2022-12-26 11:36:44 | 恵庭散歩<記念碑・野外彫像・神社仏閣・歴史>

残したい歴史の道

明治29年版地図(長都1/50,000、大日本帝国陸地測量部)をみると、室蘭街道から茂漁川の北側、漁川左岸沿いを通る道路が描かれている。地図上に名前はないが、松園尋常小学校に通じる道路「松園通り(中島通-松園線)」である。

◇松園通り(中島通-松園線)

恵庭への最初の開拓移住者たちは漁川、茂漁川、島松川などの川岸に住まいを置き開墾を始めた。往来は河川を利用することが多かったが、次第に川沿いの陸路が生活路として定着して行く。明治6年(1873)、ケプロンの献策により札幌~函館間の「札幌本道」(森~室蘭間は航路)が開設されると街道沿いに集落が形成され、里道は街道と繋がるようになるが、松園通り(中島通-松園線)もその一つであった。
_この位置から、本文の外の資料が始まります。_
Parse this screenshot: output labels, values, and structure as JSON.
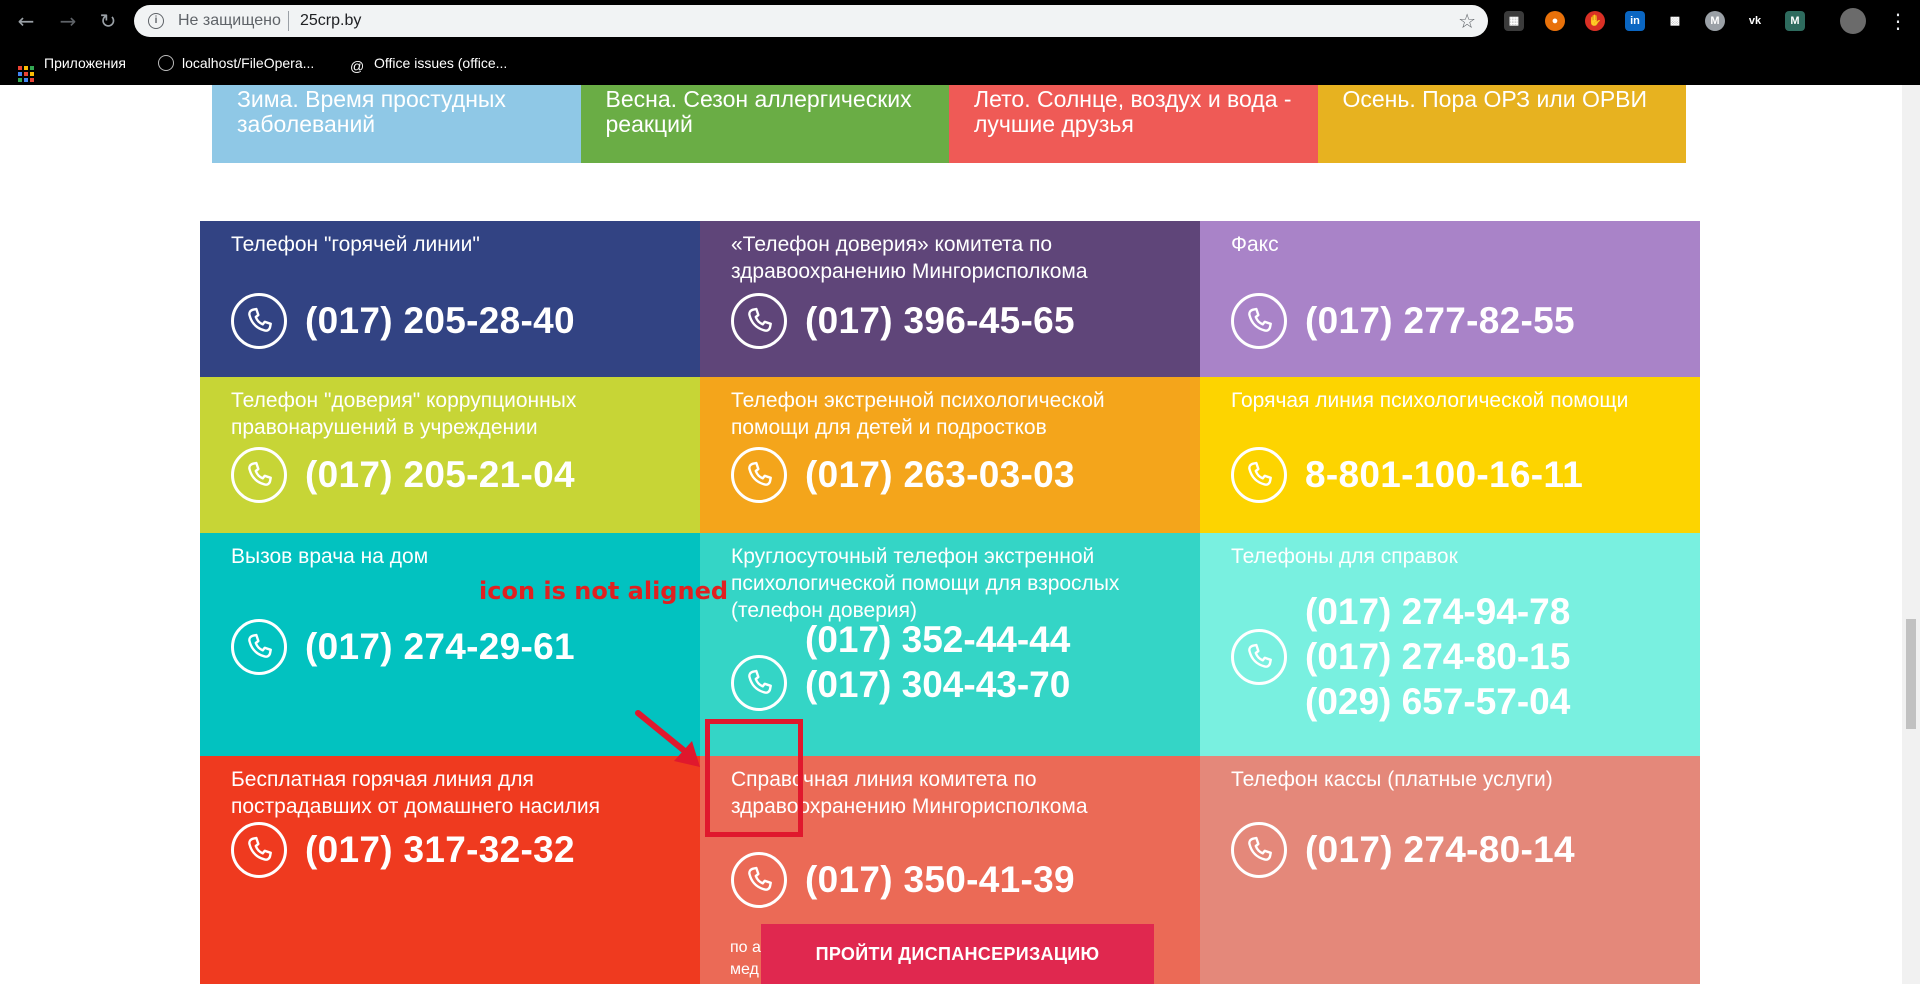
{
  "browser": {
    "security_label": "Не защищено",
    "url": "25crp.by",
    "bookmarks": [
      {
        "label": "Приложения"
      },
      {
        "label": "localhost/FileOpera..."
      },
      {
        "label": "Office issues (office..."
      }
    ]
  },
  "seasons": [
    {
      "label": "Зима. Время простудных заболеваний",
      "color": "#8fc8e6"
    },
    {
      "label": "Весна. Сезон аллергических реакций",
      "color": "#6aad45"
    },
    {
      "label": "Лето. Солнце, воздух и вода - лучшие друзья",
      "color": "#ef5a56"
    },
    {
      "label": "Осень. Пора ОРЗ или ОРВИ",
      "color": "#e7b220"
    }
  ],
  "contacts": [
    {
      "label": "Телефон \"горячей линии\"",
      "numbers": [
        "(017) 205-28-40"
      ],
      "color": "#324383"
    },
    {
      "label": "«Телефон доверия» комитета по здравоохранению Мингорисполкома",
      "numbers": [
        "(017) 396-45-65"
      ],
      "color": "#5f4579"
    },
    {
      "label": "Факс",
      "numbers": [
        "(017) 277-82-55"
      ],
      "color": "#a983c8"
    },
    {
      "label": "Телефон \"доверия\" коррупционных правонарушений в учреждении",
      "numbers": [
        "(017) 205-21-04"
      ],
      "color": "#c7d536"
    },
    {
      "label": "Телефон экстренной психологической помощи для детей и подростков",
      "numbers": [
        "(017) 263-03-03"
      ],
      "color": "#f4a51b"
    },
    {
      "label": "Горячая линия психологической помощи",
      "numbers": [
        "8-801-100-16-11"
      ],
      "color": "#fdd400"
    },
    {
      "label": "Вызов врача на дом",
      "numbers": [
        "(017) 274-29-61"
      ],
      "color": "#02c2c0"
    },
    {
      "label": "Круглосуточный телефон экстренной психологической помощи для взрослых (телефон доверия)",
      "numbers": [
        "(017) 352-44-44",
        "(017) 304-43-70"
      ],
      "color": "#34d5c6"
    },
    {
      "label": "Телефоны для справок",
      "numbers": [
        "(017) 274-94-78",
        "(017) 274-80-15",
        "(029) 657-57-04"
      ],
      "color": "#79f0e0"
    },
    {
      "label": "Бесплатная горячая линия для пострадавших от домашнего насилия",
      "numbers": [
        "(017) 317-32-32"
      ],
      "color": "#ef3a1f"
    },
    {
      "label": "Справочная линия комитета по здравоохранению Мингорисполкома",
      "numbers": [
        "(017) 350-41-39"
      ],
      "color": "#eb6a56"
    },
    {
      "label": "Телефон кассы (платные услуги)",
      "numbers": [
        "(017) 274-80-14"
      ],
      "color": "#e4887a"
    }
  ],
  "cell_footer_text": "по а\nмед",
  "annotation": {
    "text": "icon is not aligned",
    "color": "#e02020"
  },
  "cta": {
    "label": "ПРОЙТИ ДИСПАНСЕРИЗАЦИЮ",
    "color": "#e0284f"
  }
}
明治20年(1887)私立洞門尋常小学校が大安寺境内に開設、明治22年(1889)私立松園尋常小学校が漁川川沿い(現、恵庭開拓記念公園)に開設されると、「松園通り(中島通-松園線)」は子供らの通学路になった。また、明治30年(1897)漁外一箇村戸長役場が中央地区(松園尋常小学校の対岸)に設置され、恵庭村役場は昭和26年(1951)まで55年間この地にあったので、「松園通り(中島通-松園線)」は利用頻度の高い道路だったと思われる。

現在の地図と重ねてみよう。

道道46号線(江別恵庭線、旧室蘭街道)から恵央町地区を横切り、中島町4丁目と5丁目の境界に沿うように(若草小の北側)中島町地区を斜めに進み、国道36号線(バイパス)中島5丁目信号を渡り、花の拠点「はなふる」(庭園、道の駅がある)の北西側を漁川に沿って走る道路に重なる。道道46号線から国道36号線間の経路ははっきりしないが、花の拠点「はなふる」から恵庭開拓記念公園(松園小学校跡)北側に通じる道路(松園線)には「松園通り」の趣が残っている。現在、松園線は茂漁通に繋がる道路と位置付けられている。
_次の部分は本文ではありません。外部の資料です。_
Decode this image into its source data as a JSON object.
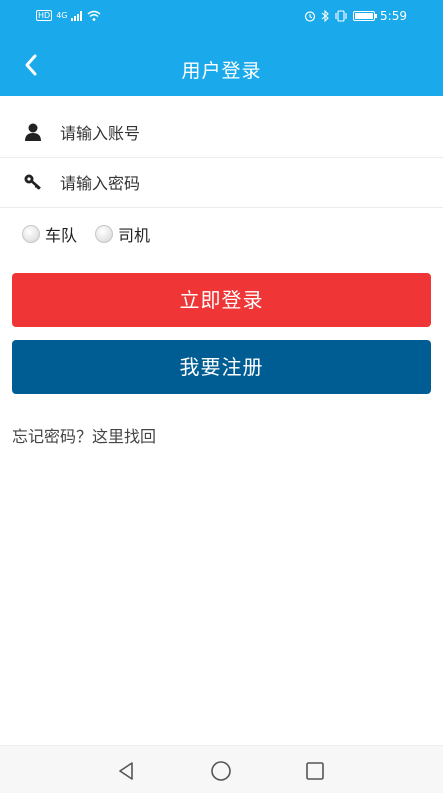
{
  "status_bar": {
    "hd": "HD",
    "network": "4G",
    "time": "5:59"
  },
  "header": {
    "title": "用户登录",
    "back_icon": "chevron-left-icon"
  },
  "form": {
    "account": {
      "placeholder": "请输入账号",
      "value": "",
      "icon": "user-icon"
    },
    "password": {
      "placeholder": "请输入密码",
      "value": "",
      "icon": "key-icon"
    }
  },
  "roles": {
    "options": [
      {
        "label": "车队",
        "selected": false
      },
      {
        "label": "司机",
        "selected": false
      }
    ]
  },
  "actions": {
    "login_label": "立即登录",
    "register_label": "我要注册",
    "forgot_label": "忘记密码？这里找回"
  },
  "colors": {
    "header_bg": "#1aa9ea",
    "login_button": "#ef3535",
    "register_button": "#005d93"
  }
}
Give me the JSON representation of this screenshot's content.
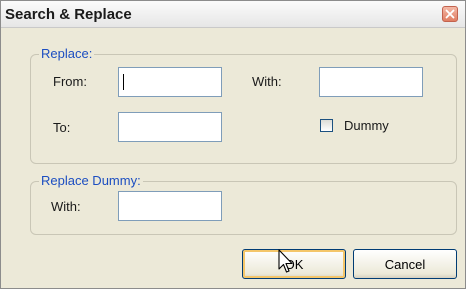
{
  "window": {
    "title": "Search & Replace"
  },
  "replace_group": {
    "legend": "Replace:",
    "from_label": "From:",
    "from_value": "",
    "to_label": "To:",
    "to_value": "",
    "with_label": "With:",
    "with_value": "",
    "dummy_label": "Dummy",
    "dummy_checked": false
  },
  "replace_dummy_group": {
    "legend": "Replace Dummy:",
    "with_label": "With:",
    "with_value": ""
  },
  "buttons": {
    "ok_label": "OK",
    "cancel_label": "Cancel"
  },
  "colors": {
    "accent": "#1c4ec1",
    "close_button": "#e07d62",
    "default_button_glow": "#f4c66a"
  },
  "icons": [
    "close-icon",
    "pointer-cursor-icon"
  ]
}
「松園線」は茂漁川第三幹線用水路が道路脇地下を走り、桜並木「恵み野桜回廊」が美しい通りである。また、歩道の真ん中に楡の大木が残されているが、これは「恵庭の御神木」と噂されるもの。伐採しようとしたところ怪我人が出るなど祟りがあったとされる伝承の樹で(拙ブログ2022.4.30「松園通りのハルニレ」)、推定樹齢は160年。このハルニレは御神木と崇められる一方、開拓の歴史を語る記念樹とも言えるだろう。
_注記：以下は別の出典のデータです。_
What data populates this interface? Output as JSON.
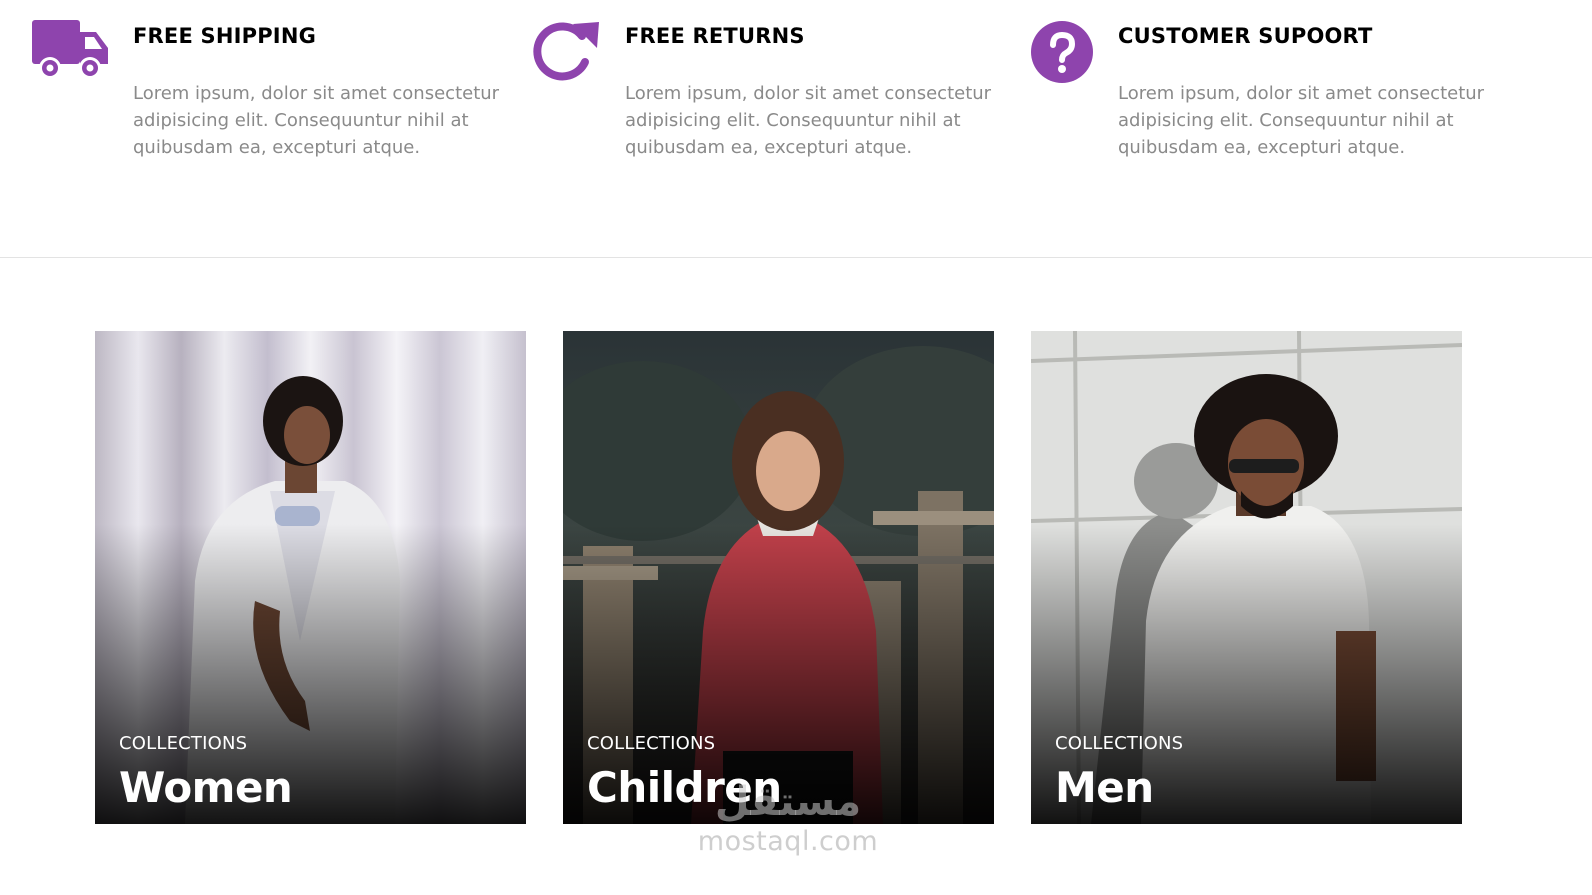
{
  "colors": {
    "accent": "#8e44ad",
    "title_text": "#000000",
    "body_text": "#8a8a8a",
    "divider": "#e3e3e3",
    "overlay_text": "#ffffff"
  },
  "features": [
    {
      "icon": "truck-icon",
      "title": "FREE SHIPPING",
      "description": "Lorem ipsum, dolor sit amet consectetur adipisicing elit. Consequuntur nihil at quibusdam ea, excepturi atque."
    },
    {
      "icon": "refresh-arrow-icon",
      "title": "FREE RETURNS",
      "description": "Lorem ipsum, dolor sit amet consectetur adipisicing elit. Consequuntur nihil at quibusdam ea, excepturi atque."
    },
    {
      "icon": "question-circle-icon",
      "title": "CUSTOMER SUPOORT",
      "description": "Lorem ipsum, dolor sit amet consectetur adipisicing elit. Consequuntur nihil at quibusdam ea, excepturi atque."
    }
  ],
  "collections": [
    {
      "eyebrow": "COLLECTIONS",
      "name": "Women"
    },
    {
      "eyebrow": "COLLECTIONS",
      "name": "Children"
    },
    {
      "eyebrow": "COLLECTIONS",
      "name": "Men"
    }
  ],
  "watermark": {
    "arabic": "مستقل",
    "latin": "mostaql.com"
  }
}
恵庭開拓記念公園の記念碑や旧町役場跡など歴史地区に通じる「松園通り」は、残したい「歴史の道」。花の拠点「はなふる」から恵庭開拓記念公園に通じる案内板や標識設置、桜並木の花壇整備など、歴史を記憶に留め観光に資する試みがあっても良い。

  

◇私立松園尋常小学校

明治22年(1889):漁川の沿岸に入植した長州藩士族廻神美成によって私立松園尋常小学校開校。「松園」の名は吉田松陰に因んだものと言われる。

明治32年(1899):公立松園尋常小学校となる。

昭和46年(1971):統合により松恵小学校となり閉校。閉校跡地は恵庭開拓記念公園となる。

◇漁外一箇村戸長役場

明治13年(1880):千歳に千歳郡各村戸長役場設置。

明治30年(1897):漁村・嶋松村が千歳郡戸長役場から独立し「漁外一箇村戸長役場」設置。戸数143戸。

明治39年(1906):漁村、嶋松村を合わせ恵庭村になる。中央地区に恵庭村役場を開庁。

明治43年(1910):恵庭村役場全焼。再建。

大正15年(1926):恵庭村役場総改築。

昭和26年(1951):町政施行し恵庭町となる。

昭和27年(1952):町役場庁舎、中央から漁地区に移転新築。

昭和45年(1970):市制施行し恵庭市となる。